I popped round to see Harold this morning. (I popped round twice at the weekend, too, but got no reply. He says he was ‘out on a job’ – which makes him sound like a burglar! – but I’m sure I saw the curtains flicker.)
There have been ‘developments’ on the Olga front; ones that have confirmed – if confirmation were needed – that the man’s a peril to himself and shouldn’t be let off the leash.
His first thought, he announced, was to throw caution to the wind and carry on the ruse. (Mrs C almost fell off a ladder when I told her. She was changing a bulb at the time and nearly damaged the fitting.)
It occurred to Harold he might take out membership of the National Trust (there are one or two houses in the area), hire a limousine for the day (Olga is convinced he has a fleet at his disposal), and try to pass off a castle as having been his family home since Tudor times.
He gave it a dry run, but couldn’t resolve the problem of getting in without a ticket. He says he’s not au fait with Russian domestic arrangements but assumes tickets aren’t involved at any stage of the proceedings, so she might smell a rat.
Quite frankly, if she didn’t smell a rodent the size of Kent, with a large peg over her nose, I’d suggest he check through her medical records for signs of trouble in the head department.
I didn’t tell him that, of course. The man’s in love, so doesn’t want to hear the facts.
Having fallen at the first hurdle, he lost his mind altogether, and emailed Vladivostok with ‘exciting news’. He had – alas! – been called away ‘on tour’, taking his act to every corner of the UK, and wouldn’t be home for a month, possibly longer.
His hopes for breathing space were dashed within the hour. ‘No problem’, she emailed back, ‘I can rearrange flights and meet you at the London Hilton’.
The man doesn’t know when to take his foot off the gas. Even Walter Mitty would throw in the towel in hand-to-hand with Harold.
A flurry of emails followed, as he sought to extricate himself. The Hilton had been cancelled; there were floods in Chipping Ongar; the Palladium had been double-booked by a troupe of singing nuns. He was, he told her, at his wits’ end, and was, sadly, in the hands of others so could make no concrete plans to meet.
Finally Olga ran up the white flag. She said she knew he was an ‘important man’ and ‘our love must wait a little longer’.
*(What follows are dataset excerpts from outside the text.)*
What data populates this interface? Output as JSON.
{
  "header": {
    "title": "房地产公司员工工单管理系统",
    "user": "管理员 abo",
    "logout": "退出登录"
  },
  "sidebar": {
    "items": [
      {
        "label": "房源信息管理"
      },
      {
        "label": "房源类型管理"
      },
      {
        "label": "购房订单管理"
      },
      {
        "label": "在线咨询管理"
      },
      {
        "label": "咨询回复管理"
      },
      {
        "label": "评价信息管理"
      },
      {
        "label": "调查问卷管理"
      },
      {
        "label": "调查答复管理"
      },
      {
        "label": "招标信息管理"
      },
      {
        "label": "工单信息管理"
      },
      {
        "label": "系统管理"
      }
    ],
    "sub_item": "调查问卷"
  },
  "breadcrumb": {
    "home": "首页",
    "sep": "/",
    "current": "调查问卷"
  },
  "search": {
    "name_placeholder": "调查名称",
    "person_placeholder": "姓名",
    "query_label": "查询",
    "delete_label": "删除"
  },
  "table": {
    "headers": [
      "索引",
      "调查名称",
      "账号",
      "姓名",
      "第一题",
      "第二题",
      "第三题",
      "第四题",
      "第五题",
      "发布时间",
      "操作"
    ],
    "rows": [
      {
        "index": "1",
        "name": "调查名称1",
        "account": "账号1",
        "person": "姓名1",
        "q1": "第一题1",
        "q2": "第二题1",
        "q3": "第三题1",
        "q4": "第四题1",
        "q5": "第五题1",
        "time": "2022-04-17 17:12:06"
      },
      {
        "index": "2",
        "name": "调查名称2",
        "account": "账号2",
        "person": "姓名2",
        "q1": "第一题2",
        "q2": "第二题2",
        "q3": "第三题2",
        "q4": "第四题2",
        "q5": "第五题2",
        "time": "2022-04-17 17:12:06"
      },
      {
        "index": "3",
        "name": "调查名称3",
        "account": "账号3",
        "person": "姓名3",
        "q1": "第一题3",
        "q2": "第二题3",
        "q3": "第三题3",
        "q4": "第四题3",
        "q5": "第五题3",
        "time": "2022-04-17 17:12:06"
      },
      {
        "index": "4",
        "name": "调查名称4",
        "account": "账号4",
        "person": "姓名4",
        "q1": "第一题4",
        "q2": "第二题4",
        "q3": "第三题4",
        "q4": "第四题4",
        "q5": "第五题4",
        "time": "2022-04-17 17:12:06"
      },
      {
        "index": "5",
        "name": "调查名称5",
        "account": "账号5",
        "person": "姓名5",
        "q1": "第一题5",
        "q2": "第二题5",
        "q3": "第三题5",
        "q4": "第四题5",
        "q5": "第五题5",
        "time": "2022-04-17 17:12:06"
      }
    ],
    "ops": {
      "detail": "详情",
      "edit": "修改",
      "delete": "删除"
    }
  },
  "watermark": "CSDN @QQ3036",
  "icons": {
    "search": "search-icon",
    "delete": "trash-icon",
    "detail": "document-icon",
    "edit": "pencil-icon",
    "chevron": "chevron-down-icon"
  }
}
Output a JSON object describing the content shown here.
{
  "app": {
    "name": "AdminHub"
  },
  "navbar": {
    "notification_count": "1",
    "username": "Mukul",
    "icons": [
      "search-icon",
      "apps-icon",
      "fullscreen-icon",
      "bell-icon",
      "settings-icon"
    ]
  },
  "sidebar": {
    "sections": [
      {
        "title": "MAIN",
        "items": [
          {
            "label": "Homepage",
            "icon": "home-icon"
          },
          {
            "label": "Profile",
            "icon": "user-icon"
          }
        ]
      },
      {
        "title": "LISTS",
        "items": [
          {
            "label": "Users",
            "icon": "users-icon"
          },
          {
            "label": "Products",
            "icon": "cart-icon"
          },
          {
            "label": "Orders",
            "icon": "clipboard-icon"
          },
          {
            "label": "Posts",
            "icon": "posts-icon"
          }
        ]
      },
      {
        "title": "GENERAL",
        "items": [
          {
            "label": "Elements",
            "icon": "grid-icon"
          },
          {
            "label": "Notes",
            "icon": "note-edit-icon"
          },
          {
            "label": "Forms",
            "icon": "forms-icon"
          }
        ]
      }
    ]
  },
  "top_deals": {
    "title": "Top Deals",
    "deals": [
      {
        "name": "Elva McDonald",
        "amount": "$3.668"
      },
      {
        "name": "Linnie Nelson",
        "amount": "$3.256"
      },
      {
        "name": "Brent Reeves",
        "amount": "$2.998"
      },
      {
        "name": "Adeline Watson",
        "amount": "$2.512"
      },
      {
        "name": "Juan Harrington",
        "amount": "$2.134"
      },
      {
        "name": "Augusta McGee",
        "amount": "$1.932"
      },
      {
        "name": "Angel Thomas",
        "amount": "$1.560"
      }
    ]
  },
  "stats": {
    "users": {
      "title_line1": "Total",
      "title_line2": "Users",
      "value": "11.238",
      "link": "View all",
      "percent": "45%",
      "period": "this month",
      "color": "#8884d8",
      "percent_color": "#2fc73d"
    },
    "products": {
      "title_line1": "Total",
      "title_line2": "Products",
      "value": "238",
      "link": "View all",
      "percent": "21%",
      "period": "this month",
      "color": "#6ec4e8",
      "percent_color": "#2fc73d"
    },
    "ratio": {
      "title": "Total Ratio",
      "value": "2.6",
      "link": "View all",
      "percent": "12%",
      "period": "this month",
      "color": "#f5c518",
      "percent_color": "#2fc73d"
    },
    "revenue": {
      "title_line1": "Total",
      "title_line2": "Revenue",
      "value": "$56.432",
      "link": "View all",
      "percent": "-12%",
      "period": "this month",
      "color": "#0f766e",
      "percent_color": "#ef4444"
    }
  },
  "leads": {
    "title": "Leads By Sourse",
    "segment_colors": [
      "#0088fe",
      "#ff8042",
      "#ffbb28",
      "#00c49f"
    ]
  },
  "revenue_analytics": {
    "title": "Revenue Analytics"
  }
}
Harold scarcely had time to pat himself on the back when she emailed again – this time with bad news of her own.
It seems her flights can’t be cancelled and the tickets are non-refundable. Worse still, she had to apply for an ‘emergency’ travel visa, which turned out pricier than expected. Overall, she’s down on the deal by some £1500, allowing for ‘a fluctuating rate of exchange’.
Harold says she works in ‘finance’, so knows about these things.
He’s an honest – if simple – soul and says it’s only right he refund her in full. I suggest the better option is to come clean. With luck she’ll swear at him in Russian and call him a few unpleasant names. Then they can part on bad terms and he won’t have to raid the bank. But he pulls out the photo of Keira Knightley and comes over all misty-eyed.
I beat a hasty retreat and leave him to it. I know a brick wall when I see one.
When I bring Mrs C up to speed, it’s lucky she’s not up another ladder. I doubt the ceiling would have survived.
She’s says it’s all a scam. There was a similar story in the Daily Telegraph last year, and the woman is ‘on the make’. £1500 would take her round the world, let alone to London and back. (I suppose it could, if she didn’t stop anywhere, though we don’t debate the point.)
There are times when I’m glad I lead a quiet life, and am not an international cabaret star like Harold, with women who look like Keira Knightley eager to visit me at all hours, regardless of the cost.
Just now, I expect Harold feels much the same way.